When you were a child, what was your response to this question: “What do you want to be when you grow up?”
A veterinarian. The only animal my mother let me have as a child after years of begging was a guinea pig — which had to live in our basement because my mother didn’t like animals. I named her Cinnamon and fed her copious amounts of lettuce because I thought that’s what she was supposed to eat. I thought she was pretty amazing and that I would love to work with animals. But I soon discovered my dream would never become a reality because I am allergic to many animals including cats and dogs!
RESEARCH IN 5 WORDS:
“Black women: rest, don’t stress!”
Share the pivotal moment in your life that helped you choose your field of study.

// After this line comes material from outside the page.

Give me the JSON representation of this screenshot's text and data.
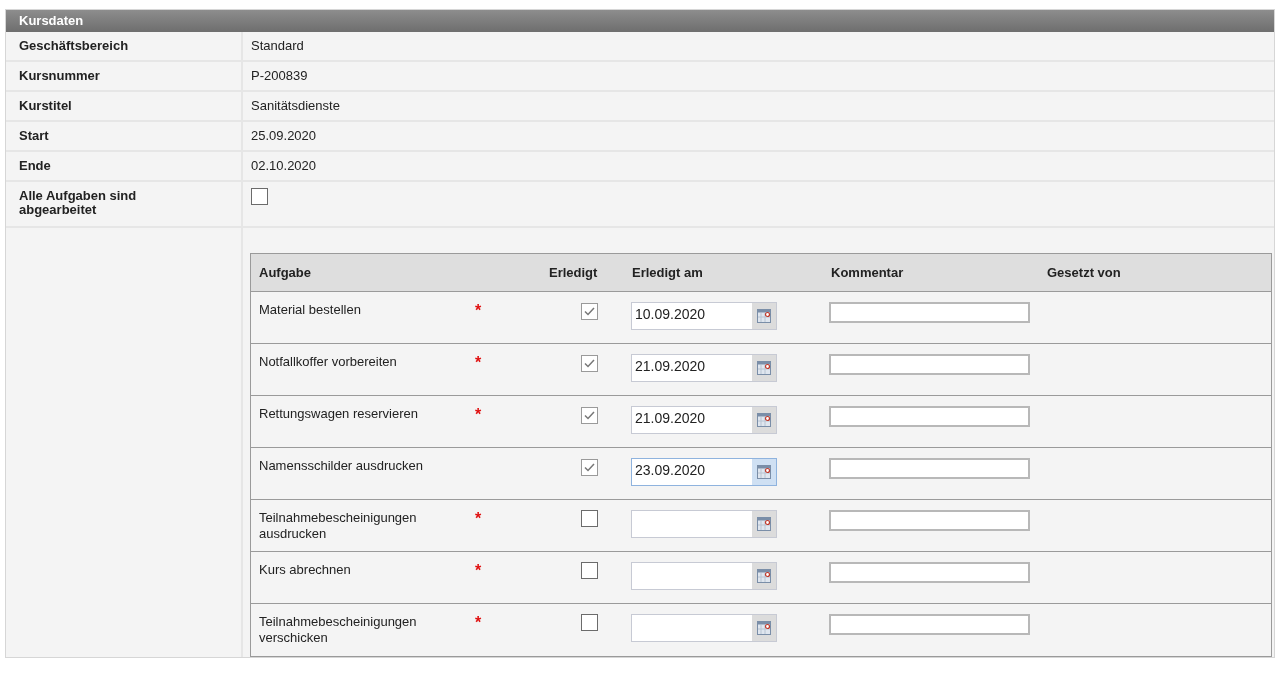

I have a bachelor’s degree in physics, and I worked as a chemist for many years. But after the birth of my second child, who was delivered by a nurse-midwife, my perspective on women’s health was forever changed. I knew I wanted to be a nurse-midwife. I quit my job and sold my house. My family of four moved into a small, two-bedroom apartment in my hometown of New Haven, Connecticut. We lived there for three years while I pursued my master’s in nursing from Yale University. I’ve always been a questioner and curious about why we do the things that we do in health care. After being a nurse midwife for eight years, and driven by what I saw in private practice, I decided to go back to school yet again to pursue a PhD in nursing so that I could, specifically, explore women’s health, anxiety, and depression and integrative health approaches.
Tell us about a time you encountered a tricky problem. How did you handle it and what did you learn from it?
My dissertation research involves examining stress and psychological distress in perinatal African-American women. I originally thought I would explore this problem through quantitative methods and design such as surveys, but I realized that this approach would not tell the entire story. This led me to think about a mixed-methods approach incorporating both quantitative and qualitative methodologies such as focus groups and individual interviews. I think it’s a more robust way of considering the different aspects of the African-American woman’s experiences, perceptions, and beliefs regarding their stress and stressors during the perinatal period.
What are your passions outside of research?
I love Carolina basketball, running 5ks, traveling, listening to music, and taking long walks with my fiancé. I feel it is important to travel because I am always enlightened and blessed by the universal kindness and love of others, especially when we don’t see it much in our day-to-day lives. Music transforms my mindset, shifts my perception, and elevates my mood. Long walks with my fiancé allow me to decompress from my day, reconnect with him, and exercise at the same time. I love to multi-task!